The lawsuit made Abercrombie and Fitch realise the disabled girl wasnt as armless as theyd once thought.
I've just got one of those divers watches.
I had to drown him to get it.
From the BBC Website: WHO warns against homeopathy use .....
It's funny I thought Dr Who was a homeo.
Granny Smith.. The apple of my pie
There was panic at work today when someone was apparently spotted carrying a counterfeit pepperoni.
Thankfully, it turned out to be a false salami.
"I'm going to one of those Arab countries for an operation. I need to stop this fluid from coming out of my nose," I said to my mate.
"Qatar?"
"No, the doctor says it's blood."
I told my mate that from now on, I'm going to put a word for average in every sentence I say. He just laughed and thought it was a silly idea.

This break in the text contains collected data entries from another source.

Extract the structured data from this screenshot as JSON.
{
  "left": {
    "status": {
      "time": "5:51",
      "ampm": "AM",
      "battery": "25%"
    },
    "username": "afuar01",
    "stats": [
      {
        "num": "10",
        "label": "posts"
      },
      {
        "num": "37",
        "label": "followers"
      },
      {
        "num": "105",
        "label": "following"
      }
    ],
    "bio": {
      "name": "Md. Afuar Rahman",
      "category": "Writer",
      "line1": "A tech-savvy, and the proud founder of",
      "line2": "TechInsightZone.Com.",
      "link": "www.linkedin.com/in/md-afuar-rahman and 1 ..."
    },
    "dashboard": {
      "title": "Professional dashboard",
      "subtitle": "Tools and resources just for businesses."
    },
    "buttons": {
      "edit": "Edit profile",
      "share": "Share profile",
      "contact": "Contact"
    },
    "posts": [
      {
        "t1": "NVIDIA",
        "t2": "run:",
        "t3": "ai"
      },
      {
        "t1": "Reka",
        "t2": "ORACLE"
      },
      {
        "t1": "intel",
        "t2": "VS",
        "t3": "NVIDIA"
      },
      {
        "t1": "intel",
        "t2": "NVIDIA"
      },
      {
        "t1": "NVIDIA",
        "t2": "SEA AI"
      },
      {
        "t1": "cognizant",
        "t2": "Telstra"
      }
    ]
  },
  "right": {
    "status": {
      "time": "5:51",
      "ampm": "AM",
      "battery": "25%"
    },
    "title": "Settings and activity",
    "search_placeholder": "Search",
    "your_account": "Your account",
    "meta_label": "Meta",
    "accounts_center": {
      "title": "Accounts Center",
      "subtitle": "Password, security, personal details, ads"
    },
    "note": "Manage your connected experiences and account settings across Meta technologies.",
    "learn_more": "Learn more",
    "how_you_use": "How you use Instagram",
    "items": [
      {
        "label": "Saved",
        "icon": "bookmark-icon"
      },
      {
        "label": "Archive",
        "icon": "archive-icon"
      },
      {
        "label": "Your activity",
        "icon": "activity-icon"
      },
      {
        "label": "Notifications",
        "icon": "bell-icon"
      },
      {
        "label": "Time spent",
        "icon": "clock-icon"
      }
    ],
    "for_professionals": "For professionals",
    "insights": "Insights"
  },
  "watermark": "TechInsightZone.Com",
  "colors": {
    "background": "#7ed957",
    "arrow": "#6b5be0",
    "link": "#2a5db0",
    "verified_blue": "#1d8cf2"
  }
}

"No, I mean it." I replied.
My skinny neighbour gets pushed about by everybody in our street.
He really needs to get a new car.
I woke up this morning and put mascara on my head, wasn't happy with that so I put lipstick on my head, still wasn't happy with that.

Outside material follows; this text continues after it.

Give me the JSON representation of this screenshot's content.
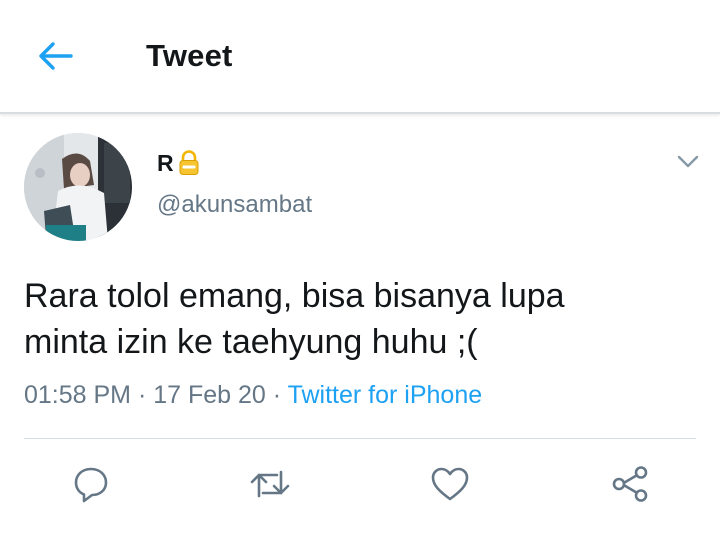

I really couldn't make up my mind
Headline: Priest preyed on young vulnerable boys.
Well that's not the worst thing he could have done.
I managed to convince a friend to kill my wife for some big money. He did the deed and came to me shaking and covered in blood while stuttering, "What have I done?" I handed him the money trying to calm him down but if anything the novelty football sized pound coin made things worse.
I just bought Walk the Line and The Mask.
It was a two DVD deal at the Cash and Carrey.
I would tell a joke about my job as a royal mail standards commissioner,
but I need to improve delivery.
Did you hear about the painting contest? It ended in a draw.
Once again my wife is leaving me because of my obsession with the band Del Amitri.
I'm always the last to know.
Last night on the drink, I jokefully boxed my friend Jamal.
Just checking the UPS tracker, apparently he's on his way home now.
The truth hurts. Maybe not as much as jumping on a bicycle with the seat missing, but it still hurts.
As a hotel inspector, I looked at 7 rooms today before I found one of a decent standard.
It certainly makes one ruminate.
Tulisa says that the worst is yet to come.
And when it does, I bet she swallows the german sausage.
As a marine engineer, I am frequently called in to repair the engine lubrication systems on small harbour boats.
I love my oily tug jobs.
Went surfing yesterday.
Came out covered in vomit.
Mate asked "What happened?!"
I said "I don't really know! Was suddenly overcome by a wave of nausea".
I've woken up this morning with a bleeding mouth, gum lacerations, and a severely punctured cheek.
I think it's clear someone spiked my drink.
My wife keeps irritating me by moving all of my furniture around my office so I decided to return the favour by rotating all of the furniture in the kitchen and dining rooms, and she went ballistic,
it seems she can't handle it, now the tables have turned.
I was walking to work when I came across a guy in a crocodile costume.
I asked, "Why are you in a crocodile costume?"
He said, "I'm obsessed with them, want me to tell you why?"
I replied, "Well, I need to get to work, so make it snappy."
I sent my Thai bride out for some fine wine and she came back with a Semillon.